01/14/2026
“The golden hills of California” usually lands in the mind as summer—sunburned slopes, dry grass waving like a slow fire under the wind. But if you’re a mushroom hunter, and winter has come properly—rain-soaked, green, alive—that phrase means something else entirely.
It means gold you can eat.
Enter the California golden chanterelle—Cantharellus californicus—a mushroom so large, so generous, it feels almost mythic. Described formally only in 2008 by David Arora and Susie Dunham, this monster chanterelle is the largest in the world. Long mistaken for its European cousin and lumped under the old catch-all Cantharellus cibarius, it was finally given its own name once both its form and its DNA told the truth. One specimen—just one—can feed a family of four, with leftovers that somehow taste even better the next day.

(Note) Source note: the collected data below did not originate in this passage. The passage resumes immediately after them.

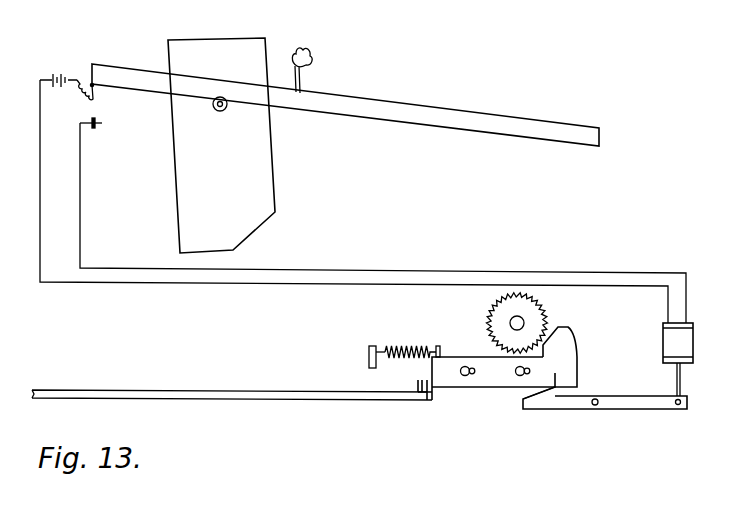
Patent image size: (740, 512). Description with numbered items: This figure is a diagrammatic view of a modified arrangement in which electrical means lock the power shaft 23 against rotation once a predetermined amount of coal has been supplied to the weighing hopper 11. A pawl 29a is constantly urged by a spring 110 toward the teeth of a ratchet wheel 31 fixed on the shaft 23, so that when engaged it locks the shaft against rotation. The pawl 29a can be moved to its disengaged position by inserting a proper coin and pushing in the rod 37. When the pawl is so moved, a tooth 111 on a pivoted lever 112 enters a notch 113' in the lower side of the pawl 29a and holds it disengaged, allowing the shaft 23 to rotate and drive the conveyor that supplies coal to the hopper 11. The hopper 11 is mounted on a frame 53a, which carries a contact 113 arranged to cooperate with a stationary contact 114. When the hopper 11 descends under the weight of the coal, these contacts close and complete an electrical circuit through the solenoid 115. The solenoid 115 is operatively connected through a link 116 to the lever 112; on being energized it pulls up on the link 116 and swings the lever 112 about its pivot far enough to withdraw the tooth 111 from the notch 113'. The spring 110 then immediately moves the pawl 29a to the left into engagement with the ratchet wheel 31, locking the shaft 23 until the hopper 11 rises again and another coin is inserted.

The hopper 11 is at (258, 147).
The shaft 23 is at (523, 322).
The pawl 29a is at (487, 382).
The ratchet wheel 31 is at (503, 311).
The rod 37 is at (333, 400).
The frame 53a is at (388, 118).
The spring 110 is at (404, 348).
The tooth 111 is at (547, 395).
The pivoted lever 112 is at (627, 410).
The contact 113 is at (108, 94).
The notch 113' is at (581, 362).
The stationary contact 114 is at (111, 124).
The solenoid 115 is at (686, 343).
The link 116 is at (683, 378).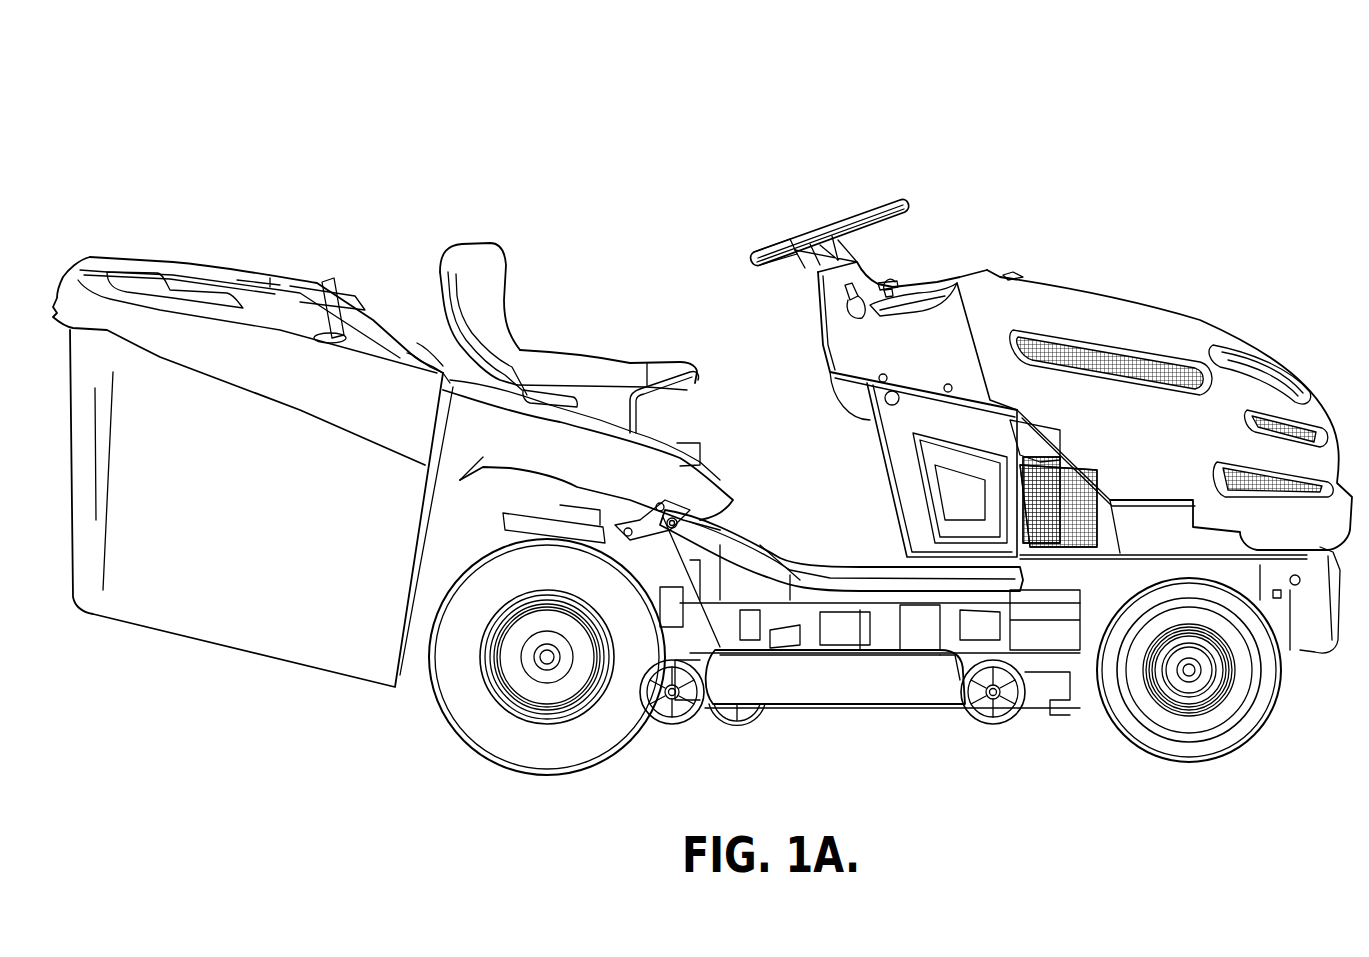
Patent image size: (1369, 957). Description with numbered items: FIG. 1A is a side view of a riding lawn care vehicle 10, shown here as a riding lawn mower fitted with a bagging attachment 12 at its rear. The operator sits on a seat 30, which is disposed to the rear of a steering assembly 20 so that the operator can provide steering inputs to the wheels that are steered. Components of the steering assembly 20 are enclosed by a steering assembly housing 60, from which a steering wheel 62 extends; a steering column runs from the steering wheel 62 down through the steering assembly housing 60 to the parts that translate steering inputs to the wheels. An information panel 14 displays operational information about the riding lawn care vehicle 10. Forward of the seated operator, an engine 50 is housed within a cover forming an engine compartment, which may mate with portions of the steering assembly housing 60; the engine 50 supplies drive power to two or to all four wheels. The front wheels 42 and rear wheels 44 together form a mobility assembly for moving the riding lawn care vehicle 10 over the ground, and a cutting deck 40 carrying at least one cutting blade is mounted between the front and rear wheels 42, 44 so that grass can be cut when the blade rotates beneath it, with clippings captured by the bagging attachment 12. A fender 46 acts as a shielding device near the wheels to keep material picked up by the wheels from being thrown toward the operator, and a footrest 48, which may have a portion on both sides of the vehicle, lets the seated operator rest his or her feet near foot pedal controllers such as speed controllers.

The riding lawn care vehicle 10 is at (1144, 148).
The bagging attachment 12 is at (173, 250).
The information panel 14 is at (887, 278).
The steering assembly 20 is at (836, 207).
The seat 30 is at (478, 267).
The cutting deck 40 is at (866, 688).
The front wheels 42 is at (1235, 720).
The rear wheels 44 is at (594, 742).
The fender 46 is at (430, 353).
The footrest 48 is at (873, 567).
The engine 50 is at (1220, 318).
The steering assembly housing 60 is at (805, 331).
The steering wheel 62 is at (767, 247).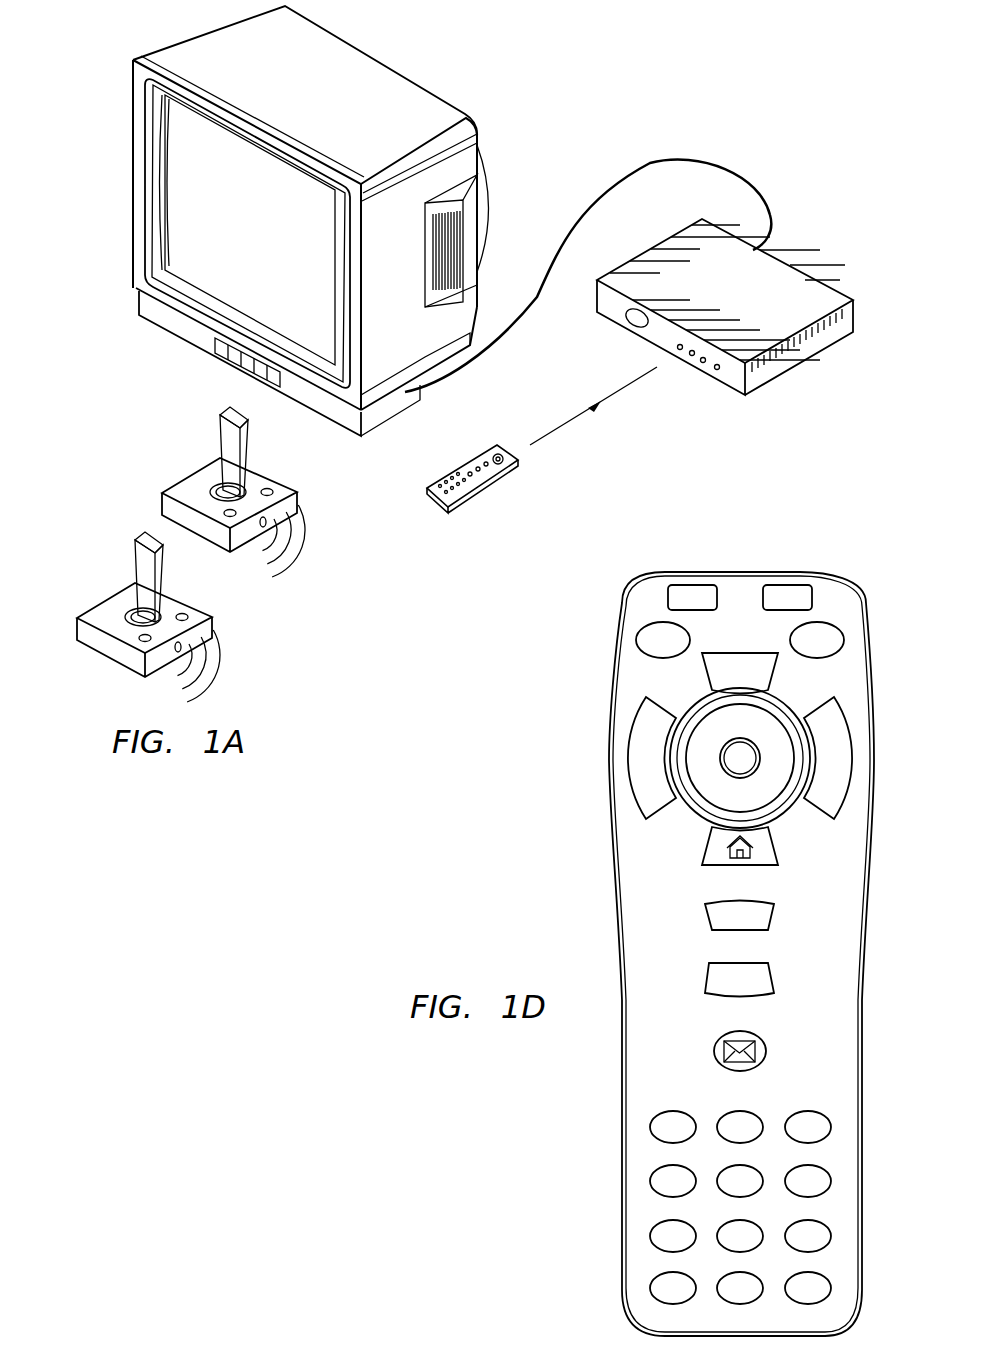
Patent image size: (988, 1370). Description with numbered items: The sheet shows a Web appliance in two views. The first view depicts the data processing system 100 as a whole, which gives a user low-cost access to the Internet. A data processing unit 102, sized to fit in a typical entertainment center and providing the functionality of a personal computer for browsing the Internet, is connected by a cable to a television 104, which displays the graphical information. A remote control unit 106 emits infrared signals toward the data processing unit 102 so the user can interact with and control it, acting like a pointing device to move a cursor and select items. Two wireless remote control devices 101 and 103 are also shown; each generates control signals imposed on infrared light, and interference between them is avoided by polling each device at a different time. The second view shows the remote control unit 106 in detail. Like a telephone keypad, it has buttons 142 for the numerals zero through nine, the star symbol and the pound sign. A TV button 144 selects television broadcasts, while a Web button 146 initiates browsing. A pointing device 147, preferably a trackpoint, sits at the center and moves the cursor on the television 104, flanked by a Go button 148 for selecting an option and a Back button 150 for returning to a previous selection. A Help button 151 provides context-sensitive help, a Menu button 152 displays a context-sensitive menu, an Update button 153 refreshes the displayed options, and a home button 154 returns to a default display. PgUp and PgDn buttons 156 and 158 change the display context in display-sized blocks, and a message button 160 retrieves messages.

In FIG. 1A, the data processing system 100 is at (730, 88).
In FIG. 1A, the wireless remote control device 101 is at (107, 610).
In FIG. 1A, the data processing unit 102 is at (813, 285).
In FIG. 1A, the wireless remote control device 103 is at (193, 482).
In FIG. 1A, the television 104 is at (368, 60).
In FIG. 1A, the remote control unit 106 is at (488, 480).
In FIG. 1D, the remote control unit 106 is at (862, 1001).
In FIG. 1D, the buttons 142 is at (885, 1112).
In FIG. 1D, the TV button 144 is at (693, 585).
In FIG. 1D, the Web button 146 is at (787, 585).
In FIG. 1D, the pointing device 147 is at (747, 750).
In FIG. 1D, the Go button 148 is at (852, 758).
In FIG. 1D, the Back button 150 is at (628, 758).
In FIG. 1D, the Help button 151 is at (637, 640).
In FIG. 1D, the Menu button 152 is at (715, 652).
In FIG. 1D, the Update button 153 is at (843, 639).
In FIG. 1D, the home button 154 is at (703, 842).
In FIG. 1D, the PgUp button 156 is at (770, 920).
In FIG. 1D, the PgDn button 158 is at (711, 971).
In FIG. 1D, the message button 160 is at (714, 1051).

In late 2023, California finally made it official: the golden chanterelle became our first-ever state mushroom. It beat out a crowded field of fungal hopefuls, including its flashy but dangerous doppelgänger, the jack-o’-lantern mushroom (Omphalotus olivascens), whose glow is toxic poetry at best. The decision wasn’t top-down—it bubbled up from the ground, voted on by mushroom clubs and foragers across the state, then carried into law by Assemblymember Ash Kalra of San José. With that signature, California joined a very short list of states that honor fungi at all. Oregon got there first, with its own golden chanterelle—but ours is bigger. Of course it is.
These chanterelles rise directly from the earth, bound in quiet partnership with live oak trees. They are mycorrhizal—cooperative, relational, rooted in exchange. Their fluted, sculptural forms punctuate the oak duff like scattered coins, sometimes hidden entirely beneath leaves and soil, waiting for the right eye and the right light. Gold to orange in color, with soft ridges instead of sharp gills and clean white flesh inside, they’re unmistakable once you learn to see them.
The hills were always golden. We just needed the rain—and the patience—to notice what kind.